Coronavirus : l'Ile-de-France met 9.200 lits d'internat à disposition du dispositif de santé

Valérie Pécresse, la présidente de la région Ile-de-France, a annoncé un ensemble de mesures, dont la mise à disposition de lits d'internat appartenant à la région et laissés vides par les lycéens, y compris à destination de malades sortis de réanimation et de la phase aiguë.

Après avoir réuni, le 13 mars, le "comité de crise régional" – mis en place dès le début de la crise sanitaire –, Valérie Pécresse, la présidente de la région Ile-de-France, a annoncé ce mercredi 18 mars, sur RTL, un ensemble de mesures pour faire face à la situation. Outre des mesures sur le confinement de ses salariés, le télétravail, l'enseignement à distance ou l'aide aux entreprises, le dispositif annoncé comporte de nombreuses dispositions innovantes concernant la réponse sanitaire et sociale face à la diffusion généralisée du coronavirus.

Dix millions d'euros pour équiper les professionnels de santé en télémédecine

Appelant à "l'union nationale", Valérie Pécresse a indiqué avoir "validé avec le Premier ministre que les présidents de région pouvaient désormais, sans changer leur règlement d'intervention parce que ce serait très, très lourd, ça prendrait des semaines, prendre des mesures d'urgence".

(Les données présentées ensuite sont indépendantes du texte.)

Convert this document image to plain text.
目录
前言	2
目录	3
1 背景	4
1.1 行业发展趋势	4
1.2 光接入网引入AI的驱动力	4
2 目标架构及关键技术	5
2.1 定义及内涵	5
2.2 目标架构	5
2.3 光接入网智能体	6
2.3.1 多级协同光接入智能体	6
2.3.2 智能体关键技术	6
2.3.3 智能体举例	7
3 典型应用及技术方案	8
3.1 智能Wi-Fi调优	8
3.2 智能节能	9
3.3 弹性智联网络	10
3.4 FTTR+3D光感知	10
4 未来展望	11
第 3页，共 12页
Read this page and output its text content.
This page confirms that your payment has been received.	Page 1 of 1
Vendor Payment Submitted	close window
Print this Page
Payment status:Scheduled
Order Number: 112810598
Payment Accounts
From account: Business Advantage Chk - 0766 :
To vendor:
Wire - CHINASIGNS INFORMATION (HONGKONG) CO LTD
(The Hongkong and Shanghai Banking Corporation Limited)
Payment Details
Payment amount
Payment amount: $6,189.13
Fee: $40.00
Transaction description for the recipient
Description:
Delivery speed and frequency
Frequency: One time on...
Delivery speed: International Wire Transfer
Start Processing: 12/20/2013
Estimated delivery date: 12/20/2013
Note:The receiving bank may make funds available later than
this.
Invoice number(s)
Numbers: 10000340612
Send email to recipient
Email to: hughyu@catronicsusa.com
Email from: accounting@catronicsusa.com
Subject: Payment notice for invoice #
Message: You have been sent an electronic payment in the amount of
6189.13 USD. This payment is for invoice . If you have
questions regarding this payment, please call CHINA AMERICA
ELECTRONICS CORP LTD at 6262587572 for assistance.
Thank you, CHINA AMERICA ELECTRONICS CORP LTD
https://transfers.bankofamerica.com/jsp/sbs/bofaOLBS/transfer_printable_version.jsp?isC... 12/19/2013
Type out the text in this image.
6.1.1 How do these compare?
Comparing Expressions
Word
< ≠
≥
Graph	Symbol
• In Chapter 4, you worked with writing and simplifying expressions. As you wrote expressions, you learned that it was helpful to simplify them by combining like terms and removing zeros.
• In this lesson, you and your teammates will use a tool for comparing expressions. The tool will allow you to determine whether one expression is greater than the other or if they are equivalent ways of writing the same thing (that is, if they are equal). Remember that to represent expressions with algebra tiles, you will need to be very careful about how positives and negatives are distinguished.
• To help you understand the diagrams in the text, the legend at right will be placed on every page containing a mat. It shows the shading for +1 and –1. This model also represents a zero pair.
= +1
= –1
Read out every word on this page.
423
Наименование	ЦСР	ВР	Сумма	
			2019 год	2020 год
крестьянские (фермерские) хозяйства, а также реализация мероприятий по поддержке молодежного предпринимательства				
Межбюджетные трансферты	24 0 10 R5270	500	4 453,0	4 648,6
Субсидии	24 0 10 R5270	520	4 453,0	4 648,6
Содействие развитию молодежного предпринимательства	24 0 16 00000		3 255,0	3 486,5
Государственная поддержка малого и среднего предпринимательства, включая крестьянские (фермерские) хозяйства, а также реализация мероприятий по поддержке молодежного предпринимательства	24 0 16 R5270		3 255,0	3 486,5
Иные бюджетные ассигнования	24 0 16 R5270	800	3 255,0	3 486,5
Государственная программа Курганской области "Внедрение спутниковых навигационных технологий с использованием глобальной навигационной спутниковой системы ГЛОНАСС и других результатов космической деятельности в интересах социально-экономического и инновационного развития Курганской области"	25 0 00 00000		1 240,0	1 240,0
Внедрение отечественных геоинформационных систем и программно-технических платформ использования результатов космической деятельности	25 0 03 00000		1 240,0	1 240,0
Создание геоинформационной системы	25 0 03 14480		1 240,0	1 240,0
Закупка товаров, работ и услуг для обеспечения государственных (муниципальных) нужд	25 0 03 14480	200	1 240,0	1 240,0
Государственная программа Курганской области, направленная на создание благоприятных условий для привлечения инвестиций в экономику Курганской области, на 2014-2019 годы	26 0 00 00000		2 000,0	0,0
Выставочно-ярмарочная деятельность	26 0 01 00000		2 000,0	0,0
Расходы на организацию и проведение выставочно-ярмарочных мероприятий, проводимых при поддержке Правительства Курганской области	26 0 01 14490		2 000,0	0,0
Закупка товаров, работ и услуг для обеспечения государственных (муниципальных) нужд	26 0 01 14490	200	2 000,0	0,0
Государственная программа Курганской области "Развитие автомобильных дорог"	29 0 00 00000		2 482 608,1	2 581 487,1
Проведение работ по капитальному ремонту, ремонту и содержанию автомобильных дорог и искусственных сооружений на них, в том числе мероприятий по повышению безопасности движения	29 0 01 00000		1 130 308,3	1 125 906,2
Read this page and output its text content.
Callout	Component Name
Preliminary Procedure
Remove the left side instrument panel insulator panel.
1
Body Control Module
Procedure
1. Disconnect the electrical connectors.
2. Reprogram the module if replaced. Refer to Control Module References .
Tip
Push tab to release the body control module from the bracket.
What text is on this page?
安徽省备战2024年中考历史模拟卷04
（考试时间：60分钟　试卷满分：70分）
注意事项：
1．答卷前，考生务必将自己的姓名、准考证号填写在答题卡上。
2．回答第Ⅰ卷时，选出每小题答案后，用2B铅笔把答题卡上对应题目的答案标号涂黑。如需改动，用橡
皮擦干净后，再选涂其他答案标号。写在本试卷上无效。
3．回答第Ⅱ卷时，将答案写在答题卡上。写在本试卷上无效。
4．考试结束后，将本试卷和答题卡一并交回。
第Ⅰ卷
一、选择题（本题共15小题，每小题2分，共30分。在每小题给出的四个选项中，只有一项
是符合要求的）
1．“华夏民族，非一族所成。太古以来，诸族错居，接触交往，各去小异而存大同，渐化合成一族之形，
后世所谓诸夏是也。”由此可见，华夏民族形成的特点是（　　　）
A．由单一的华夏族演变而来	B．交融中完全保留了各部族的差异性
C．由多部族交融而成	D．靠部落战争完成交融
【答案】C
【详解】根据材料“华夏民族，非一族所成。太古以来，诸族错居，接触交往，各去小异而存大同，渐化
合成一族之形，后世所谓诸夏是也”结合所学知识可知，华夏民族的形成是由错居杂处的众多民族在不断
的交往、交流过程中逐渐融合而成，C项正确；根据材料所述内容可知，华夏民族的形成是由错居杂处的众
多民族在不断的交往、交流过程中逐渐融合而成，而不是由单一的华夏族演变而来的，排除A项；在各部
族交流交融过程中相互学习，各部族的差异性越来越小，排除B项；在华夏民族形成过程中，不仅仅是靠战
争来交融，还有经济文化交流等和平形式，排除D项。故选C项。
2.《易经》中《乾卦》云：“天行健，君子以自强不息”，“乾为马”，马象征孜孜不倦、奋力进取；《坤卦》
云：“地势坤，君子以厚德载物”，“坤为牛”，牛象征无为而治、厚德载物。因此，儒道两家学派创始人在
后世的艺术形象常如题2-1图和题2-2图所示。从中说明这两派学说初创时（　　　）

La mesure la plus spectaculaire sur ce volet sanitaire et social concerne la mise à disposition de l'État de 9.200 lits d'internat, appartenant à la région et laissés vides par les lycéens. L'objectif est de remédier à l'attrition des capacités hospitalières, qui risquent d'être débordées par un afflux de malades lors du pic de l'épidémie. Si une utilisation directe pour hospitaliser des patients paraît peu probable dans la mesure où la configuration et l'équipement ne sont pas du tout adaptés, ces lits pourraient en revanche être utilisés pour accueillir et soigner des personnes sans-abri, ou pour servir de maisons de convalescence ou de "maisons médicales" pour des personnes sorties de réanimation et de la phase aiguë. Il est à noter que cette mesure ne figurait pas explicitement dans le communiqué publié après la réunion du comité de crise régional, le 13 mars.

Autre mesure innovante : la mise en place d'un fond d'urgence de 10 millions d'euros, destiné à aider les médecins et les infirmiers libéraux à s'équiper en télémédecine.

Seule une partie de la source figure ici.